Throughout January the volunteers had been wondering about the whereabouts and activities of our project leader, Suzanne, as the project seemed to have grown unusually quiet. All our questions got answered during the setting up of the entirely new introductory exhibition. At the York Explore Library we received numerous requests for an exhibition about the Rowntree family, their Quaker beliefs and various aspects of the chocolate factory. Taking into account this popular demand Suzanne sat down over Christmas and New Years and compiled an entirely new eye-catching set of posters to go together with our already tried out and popular activities.

Stylish and informative new exhibition posters.

Stylish and informative new exhibition posters.

The information boards were interspersed with cleverly placed volunteers, all equipped with either Memory Postcards, a stop watch, questionnaire sheets, peg doll materials or card-board for hat making. We were very successful with collecting Rowntree memories and spreading the word about our oral history interviews, so much so that our initial target of thirty-five interviews for the project may end up being fourty or even fourty-five.

The ever-popular chocolate-packing and Moorrees Formboard.

The ever-popular chocolate-packing and Moorrees Formboard.

This weekend saw the setting of a new record. The original Moorrees Formboard completion task is given a standard three minutes to be completed, just enough time for most people to get all the right coloured forms in the correct shapes. Sunday lunchtime, however, we had the honour of witnessing a true Moorrees Formboard master completing the task in only one minute and twenty-four seconds.

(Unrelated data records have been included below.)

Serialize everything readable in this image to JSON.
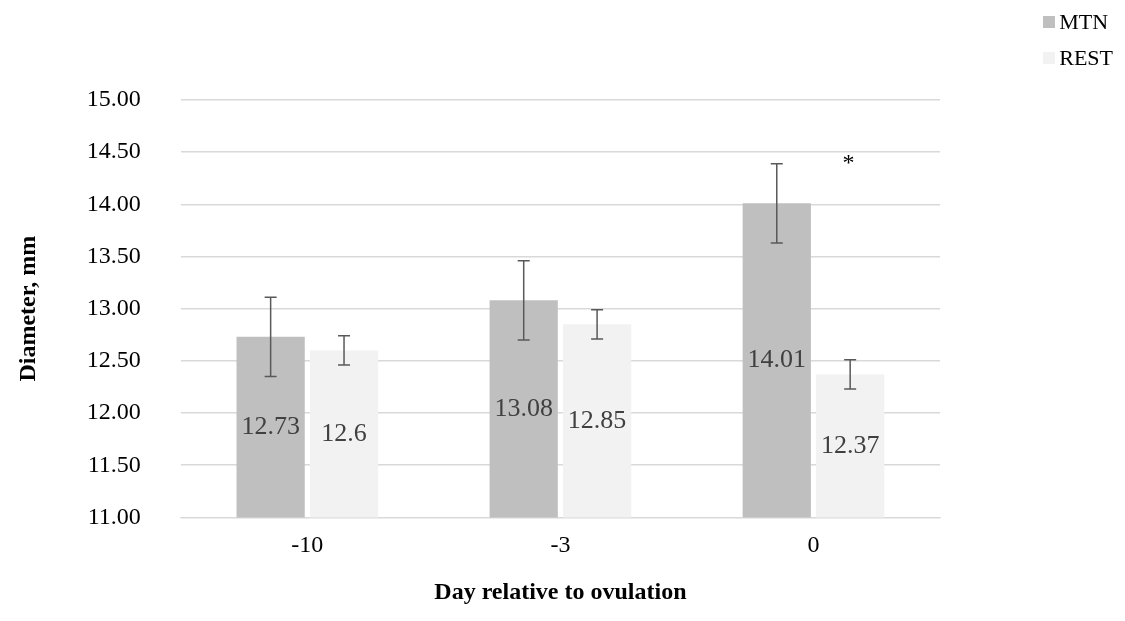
{
  "chart_data": {
    "type": "bar",
    "xlabel": "Day relative to ovulation",
    "ylabel": "Diameter, mm",
    "categories": [
      "-10",
      "-3",
      "0"
    ],
    "series": [
      {
        "name": "MTN",
        "color": "#bfbfbf",
        "values": [
          12.73,
          13.08,
          14.01
        ],
        "errors": [
          0.38,
          0.38,
          0.38
        ]
      },
      {
        "name": "REST",
        "color": "#f2f2f2",
        "values": [
          12.6,
          12.85,
          12.37
        ],
        "errors": [
          0.14,
          0.14,
          0.14
        ]
      }
    ],
    "ylim": [
      11,
      15
    ],
    "yticks": [
      {
        "value": 11,
        "label": "11.00"
      },
      {
        "value": 11.5,
        "label": "11.50"
      },
      {
        "value": 12,
        "label": "12.00"
      },
      {
        "value": 12.5,
        "label": "12.50"
      },
      {
        "value": 13,
        "label": "13.00"
      },
      {
        "value": 13.5,
        "label": "13.50"
      },
      {
        "value": 14,
        "label": "14.00"
      },
      {
        "value": 14.5,
        "label": "14.50"
      },
      {
        "value": 15,
        "label": "15.00"
      }
    ],
    "grid": "y",
    "legend": "top right",
    "data_labels": true,
    "annotations": [
      "*"
    ]
  }
}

The Rowntree Society new Philanthropy project

Launch of the Rowntree Society new Map of British Philanthropy project

This weekend also saw the launch of a new project conducted by the Rowntree Society. The fact that the volunteers could not come up with any philanthropists from our home places did not stop the visitors from coming up with a lot of names and filling out numerous questionnaires, making an excellent start for the project.